Secondo quanto dichiarato dal portavoce del Cremlino Dmitry Peskov, il presidente russo Vladimir Putin sarebbe pronto a negoziare “al massimo livello”, ma solo se i colloqui di Istanbul porteranno risultati concreti. Una dichiarazione che introduce una condizione rigida alla partecipazione diretta del capo del Cremlino, lasciando intendere che Mosca non intende presentarsi a mani vuote né accettare un semplice confronto di facciata.

Gli Stati Uniti non invieranno una delegazione ufficiale

Secondo fonti riportate da The Atlantic, gli Stati Uniti non invieranno una delegazione ufficiale ai colloqui di Istanbul, a differenza di quanto accaduto durante il primo tavolo negoziale. Tuttavia, non si tratterà di un’assenza completa: saranno presenti funzionari americani, tra cui l’inviato speciale Keith Kellogg, che ha confermato anche la presenza di consiglieri per la sicurezza nazionale di Francia, Germania e Regno Unito.
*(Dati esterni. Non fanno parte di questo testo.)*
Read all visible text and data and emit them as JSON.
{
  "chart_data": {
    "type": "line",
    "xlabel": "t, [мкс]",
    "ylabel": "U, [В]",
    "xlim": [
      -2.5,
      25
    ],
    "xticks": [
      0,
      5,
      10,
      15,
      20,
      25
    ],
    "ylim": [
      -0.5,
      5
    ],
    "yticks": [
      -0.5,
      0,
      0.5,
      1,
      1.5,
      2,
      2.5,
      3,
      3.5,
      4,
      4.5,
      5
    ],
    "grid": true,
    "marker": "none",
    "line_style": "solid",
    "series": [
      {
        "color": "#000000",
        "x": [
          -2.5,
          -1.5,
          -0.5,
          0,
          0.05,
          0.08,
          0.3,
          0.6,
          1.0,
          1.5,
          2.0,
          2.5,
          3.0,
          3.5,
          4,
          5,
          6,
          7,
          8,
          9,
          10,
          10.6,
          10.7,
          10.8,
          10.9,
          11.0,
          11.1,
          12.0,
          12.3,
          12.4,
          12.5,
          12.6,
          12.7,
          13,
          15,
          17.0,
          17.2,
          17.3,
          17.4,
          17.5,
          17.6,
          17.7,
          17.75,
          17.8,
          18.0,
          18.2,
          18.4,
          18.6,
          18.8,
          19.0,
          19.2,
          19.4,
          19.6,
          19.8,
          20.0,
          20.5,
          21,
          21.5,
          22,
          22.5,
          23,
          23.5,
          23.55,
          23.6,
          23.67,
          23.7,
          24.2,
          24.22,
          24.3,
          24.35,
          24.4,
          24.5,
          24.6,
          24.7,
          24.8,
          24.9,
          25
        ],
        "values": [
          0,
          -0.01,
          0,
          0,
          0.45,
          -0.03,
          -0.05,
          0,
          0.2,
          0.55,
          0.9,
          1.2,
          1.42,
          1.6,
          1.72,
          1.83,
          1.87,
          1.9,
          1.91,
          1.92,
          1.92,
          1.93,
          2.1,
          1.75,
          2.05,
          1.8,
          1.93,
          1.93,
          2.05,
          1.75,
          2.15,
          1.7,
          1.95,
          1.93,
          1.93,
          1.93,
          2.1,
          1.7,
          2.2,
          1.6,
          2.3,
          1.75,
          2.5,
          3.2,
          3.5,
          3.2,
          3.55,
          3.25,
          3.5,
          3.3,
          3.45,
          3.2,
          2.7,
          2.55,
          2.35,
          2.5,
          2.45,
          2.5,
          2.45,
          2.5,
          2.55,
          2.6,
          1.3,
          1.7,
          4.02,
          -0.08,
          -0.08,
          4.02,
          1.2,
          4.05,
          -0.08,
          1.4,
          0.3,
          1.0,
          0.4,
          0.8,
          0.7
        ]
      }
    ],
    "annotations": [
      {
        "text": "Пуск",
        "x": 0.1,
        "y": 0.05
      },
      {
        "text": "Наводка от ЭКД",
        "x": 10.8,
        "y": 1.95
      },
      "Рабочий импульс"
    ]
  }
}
L’E3 presente a Istanbul, esclusa l’Italia

Kellogg ha specificato che i rappresentanti di quello che viene definito “E3” — ovvero i consiglieri per la sicurezza nazionale di Germania, Francia e Regno Unito — saranno coinvolti nei colloqui. “Quando eravamo a Londra, ci hanno in qualche modo aiutato a modellare il documento con le condizioni per l’Ucraina”, ha spiegato. La loro partecipazione, però, non è ancora stata definita come diretta. Resta l’amarezza per l’esclusione dell’Italia dal vertice, un segnale che evidenzia la marginalizzazione del nostro paese nei principali dossier di politica estera europea.

Pressioni americane e riserve di Trump

In parallelo, l’ex presidente Donald Trump ha espresso attese di progresso dai nuovi colloqui, ma ha anche discusso con i suoi consiglieri la possibilità di nuove sanzioni contro la Russia. Le preoccupazioni principali, secondo quanto riportato da The Atlantic, riguardano l’impatto economico di eventuali misure, soprattutto in relazione alle quotazioni del gas naturale.

Prospettive incerte

Il secondo giro di colloqui russo-ucraini rischia quindi di trasformarsi in un esercizio diplomatico sterile. Le condizioni imposte da Mosca, la diffidenza di Kiev, l’assenza formale degli Stati Uniti e la mancata partecipazione italiana configurano uno scenario tutt’altro che favorevole a una soluzione rapida del conflitto. L’appuntamento del 2 giugno a Istanbul si carica di aspettative ma anche di forti limiti: l’ennesimo banco di prova per una diplomazia internazionale che, per ora, resta senza una vera bussola comune.